A collection of seven notebooks chronicling the Great War and one man's role in keeping the Royal Navy at sea.
World War One
Category: World War One
1910 and 1915-1918.
Six volumes in note books blocked to upper board "D.278, Measurement Book" 8vo and a pocket game book also 8vo. Written in pencil in a minute but very readable hand. Volume one is dated 1910, the anonymous author could have been a Petty Officer on the cruiser HMS Intrepid at the time she was being converted to a Minelayer. The author uses the notebook for a very detailed summary of the work involved, the ships company (including which ships the ratings had come from) very precise time sheets for individuals, lists of stores required - ticked off presumably as they were acquired, lists of accidents and their causes and a number engineering diagrams. At the close is a summary of the Refit. Five further volumes covering the years 1915 to 1918, detail the course of the war in great detail with extensive notes, with details of daily events, losses, facts, parliamentary debates reports and opinions. One of the most interesting aspects of his coverage is his grasp of the war on all fronts and a keen interest in what the German newspapers are reporting. He is skeptical of both sides and generally pessimistic about the outcome. "The present government consists of the most reactionary members of both parties.
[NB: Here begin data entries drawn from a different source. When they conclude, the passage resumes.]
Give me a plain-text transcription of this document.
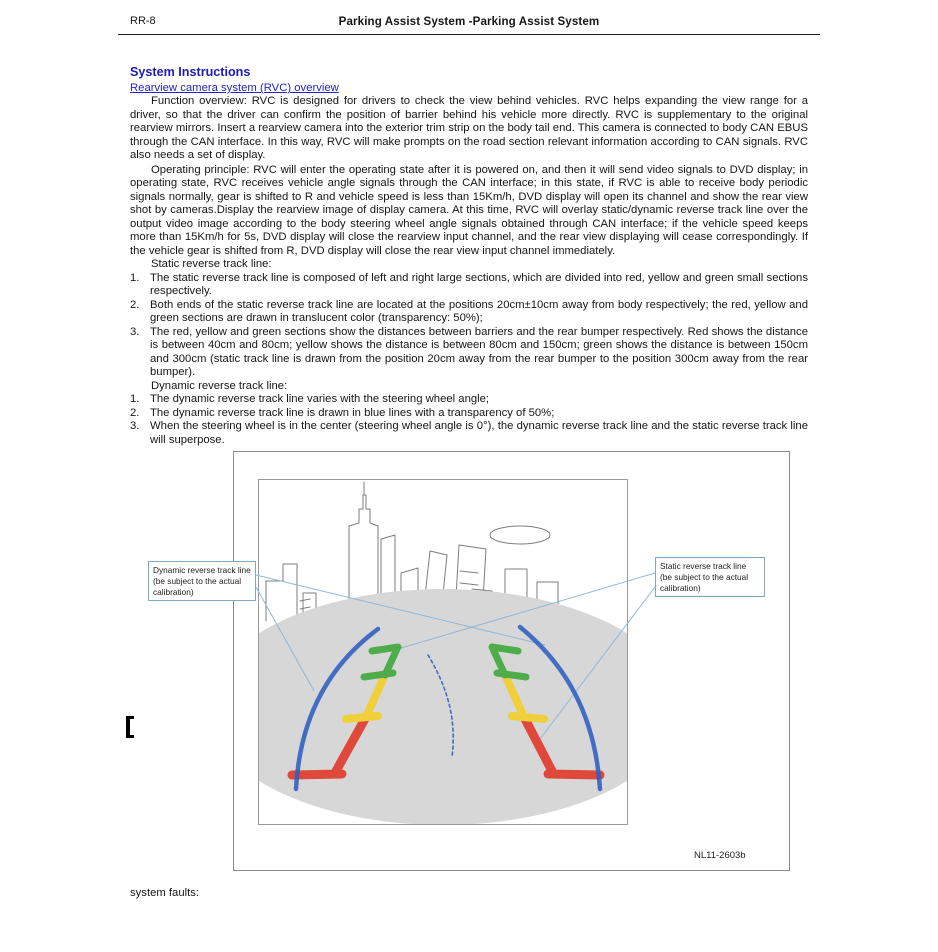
RR-8	Parking Assist System -Parking Assist System
System Instructions
Rearview camera system (RVC) overview

Function overview: RVC is designed for drivers to check the view behind vehicles. RVC helps expanding the view range for a driver, so that the driver can confirm the position of barrier behind his vehicle more directly. RVC is supplementary to the original rearview mirrors. Insert a rearview camera into the exterior trim strip on the body tail end. This camera is connected to body CAN EBUS through the CAN interface. In this way, RVC will make prompts on the road section relevant information according to CAN signals. RVC also needs a set of display.

Operating principle: RVC will enter the operating state after it is powered on, and then it will send video signals to DVD display; in operating state, RVC receives vehicle angle signals through the CAN interface; in this state, if RVC is able to receive body periodic signals normally, gear is shifted to R and vehicle speed is less than 15Km/h, DVD display will open its channel and show the rear view shot by cameras.Display the rearview image of display camera. At this time, RVC will overlay static/dynamic reverse track line over the output video image according to the body steering wheel angle signals obtained through CAN interface; if the vehicle speed keeps more than 15Km/h for 5s, DVD display will close the rearview input channel, and the rear view displaying will cease correspondingly. If the vehicle gear is shifted from R, DVD display will close the rear view input channel immediately.

Static reverse track line:
1. The static reverse track line is composed of left and right large sections, which are divided into red, yellow and green small sections respectively.
2. Both ends of the static reverse track line are located at the positions 20cm±10cm away from body respectively; the red, yellow and green sections are drawn in translucent color (transparency: 50%);
3. The red, yellow and green sections show the distances between barriers and the rear bumper respectively. Red shows the distance is between 40cm and 80cm; yellow shows the distance is between 80cm and 150cm; green shows the distance is between 150cm and 300cm (static track line is drawn from the position 20cm away from the rear bumper to the position 300cm away from the rear bumper).
Dynamic reverse track line:
1. The dynamic reverse track line varies with the steering wheel angle;
2. The dynamic reverse track line is drawn in blue lines with a transparency of 50%;
3. When the steering wheel is in the center (steering wheel angle is 0°), the dynamic reverse track line and the static reverse track line will superpose.
Dynamic reverse track line (be subject to the actual calibration)
Static reverse track line (be subject to the actual calibration)
NL11-2603b
system faults:
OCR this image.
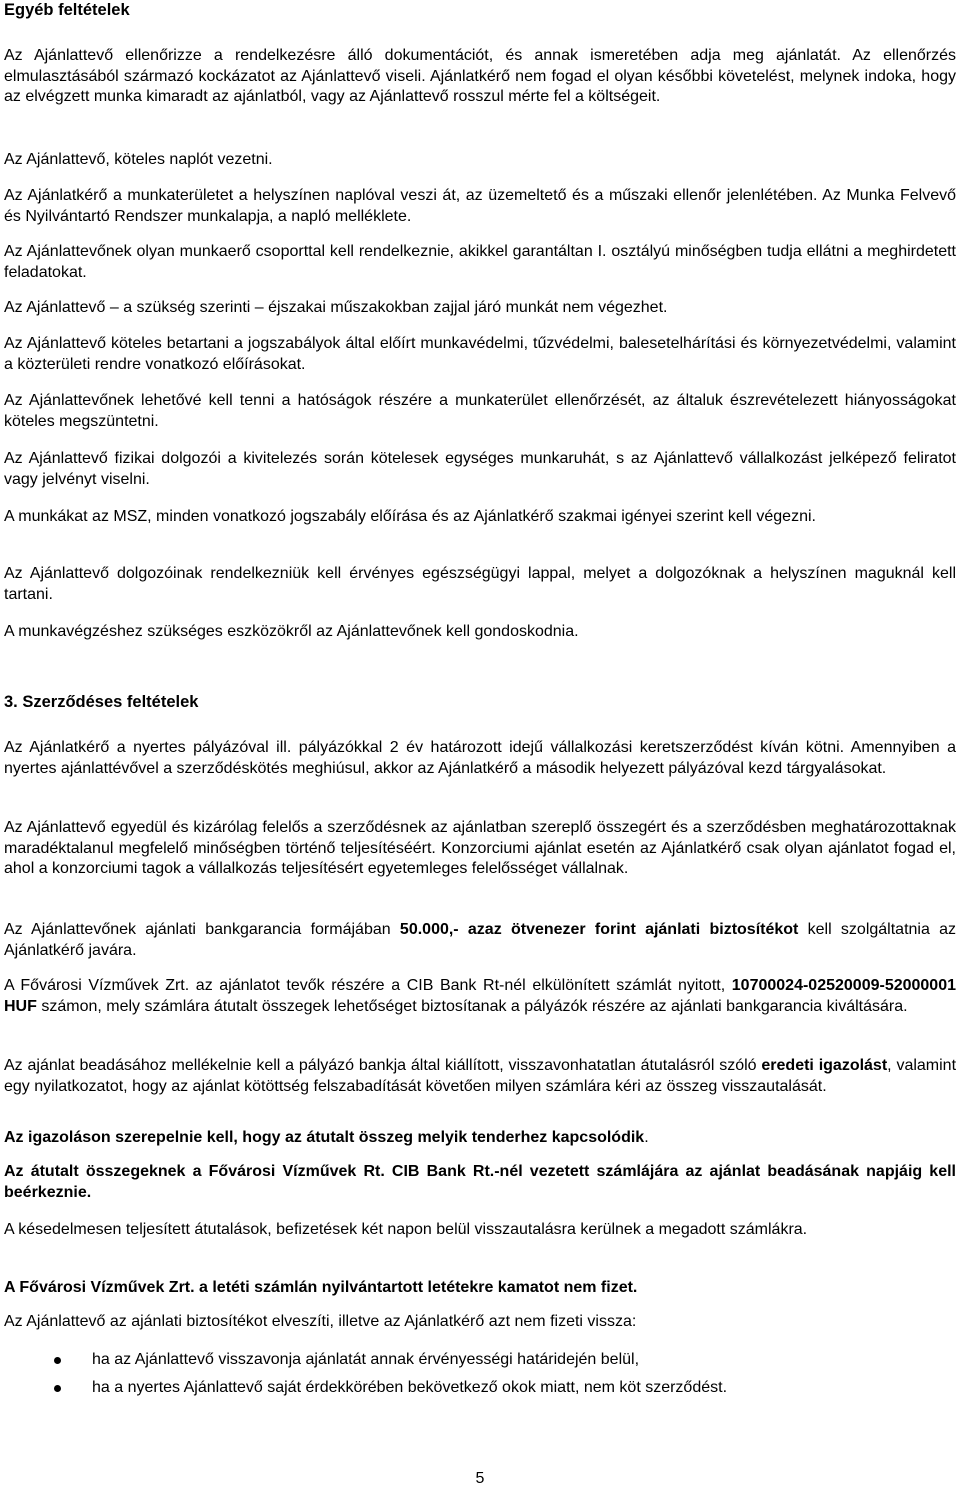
Egyéb feltételek
Az Ajánlattevő ellenőrizze a rendelkezésre álló dokumentációt, és annak ismeretében adja meg ajánlatát. Az ellenőrzés elmulasztásából származó kockázatot az Ajánlattevő viseli. Ajánlatkérő nem fogad el olyan későbbi követelést, melynek indoka, hogy az elvégzett munka kimaradt az ajánlatból, vagy az Ajánlattevő rosszul mérte fel a költségeit.
Az Ajánlattevő, köteles naplót vezetni.
Az Ajánlatkérő a munkaterületet a helyszínen naplóval veszi át, az üzemeltető és a műszaki ellenőr jelenlétében. Az Munka Felvevő és Nyilvántartó Rendszer munkalapja, a napló melléklete.
Az Ajánlattevőnek olyan munkaerő csoporttal kell rendelkeznie, akikkel garantáltan I. osztályú minőségben tudja ellátni a meghirdetett feladatokat.
Az Ajánlattevő – a szükség szerinti – éjszakai műszakokban zajjal járó munkát nem végezhet.
Az Ajánlattevő köteles betartani a jogszabályok által előírt munkavédelmi, tűzvédelmi, balesetelhárítási és környezetvédelmi, valamint a közterületi rendre vonatkozó előírásokat.
Az Ajánlattevőnek lehetővé kell tenni a hatóságok részére a munkaterület ellenőrzését, az általuk észrevételezett hiányosságokat köteles megszüntetni.
Az Ajánlattevő fizikai dolgozói a kivitelezés során kötelesek egységes munkaruhát, s az Ajánlattevő vállalkozást jelképező feliratot vagy jelvényt viselni.
A munkákat az MSZ, minden vonatkozó jogszabály előírása és az Ajánlatkérő szakmai igényei szerint kell végezni.
Az Ajánlattevő dolgozóinak rendelkezniük kell érvényes egészségügyi lappal, melyet a dolgozóknak a helyszínen maguknál kell tartani.
A munkavégzéshez szükséges eszközökről az Ajánlattevőnek kell gondoskodnia.
3. Szerződéses feltételek
Az Ajánlatkérő a nyertes pályázóval ill. pályázókkal 2 év határozott idejű vállalkozási keretszerződést kíván kötni. Amennyiben a nyertes ajánlattévővel a szerződéskötés meghiúsul, akkor az Ajánlatkérő a második helyezett pályázóval kezd tárgyalásokat.
Az Ajánlattevő egyedül és kizárólag felelős a szerződésnek az ajánlatban szereplő összegért és a szerződésben meghatározottaknak maradéktalanul megfelelő minőségben történő teljesítéséért. Konzorciumi ajánlat esetén az Ajánlatkérő csak olyan ajánlatot fogad el, ahol a konzorciumi tagok a vállalkozás teljesítésért egyetemleges felelősséget vállalnak.
Az Ajánlattevőnek ajánlati bankgarancia formájában 50.000,- azaz ötvenezer forint ajánlati biztosítékot kell szolgáltatnia az Ajánlatkérő javára.
A Fővárosi Vízművek Zrt. az ajánlatot tevők részére a CIB Bank Rt-nél elkülönített számlát nyitott, 10700024-02520009-52000001 HUF számon, mely számlára átutalt összegek lehetőséget biztosítanak a pályázók részére az ajánlati bankgarancia kiváltására.
Az ajánlat beadásához mellékelnie kell a pályázó bankja által kiállított, visszavonhatatlan átutalásról szóló eredeti igazolást, valamint egy nyilatkozatot, hogy az ajánlat kötöttség felszabadítását követően milyen számlára kéri az összeg visszautalását.
Az igazoláson szerepelnie kell, hogy az átutalt összeg melyik tenderhez kapcsolódik.
Az átutalt összegeknek a Fővárosi Vízművek Rt. CIB Bank Rt.-nél vezetett számlájára az ajánlat beadásának napjáig kell beérkeznie.
A késedelmesen teljesített átutalások, befizetések két napon belül visszautalásra kerülnek a megadott számlákra.
A Fővárosi Vízművek Zrt. a letéti számlán nyilvántartott letétekre kamatot nem fizet.
Az Ajánlattevő az ajánlati biztosítékot elveszíti, illetve az Ajánlatkérő azt nem fizeti vissza:
ha az Ajánlattevő visszavonja ajánlatát annak érvényességi határidején belül,
ha a nyertes Ajánlattevő saját érdekkörében bekövetkező okok miatt, nem köt szerződést.
5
As usual the war is being used by the ruling classes as a means of enriching themselves at the expense of the poorest - 12-715". He gives a reasoned account for not volunteering for the army and clearly sees that conscription will be introduced. The books also include details of his own wartime activities - he would seem to have been a civilian worker in the ship yard at Dover working on the ships of the Dover patrol. The volume 1916-17 has details of work carried out on the ships of the Patrol as well as the detailed daily coverage of the war including the casualty lists and economic statistics. A remarkable survey of the war from an intelligent well informed working class man. The seventh book is a detailed analysis of daily casualty figures - was his choice of the game book coincidence or a deliberate ironic choice. Glimpses of his interests come through with book lists and records (headed by Wagner). The books are a fascinating read and deserve a detail study.
Very good some dust-soiling to the original cloth.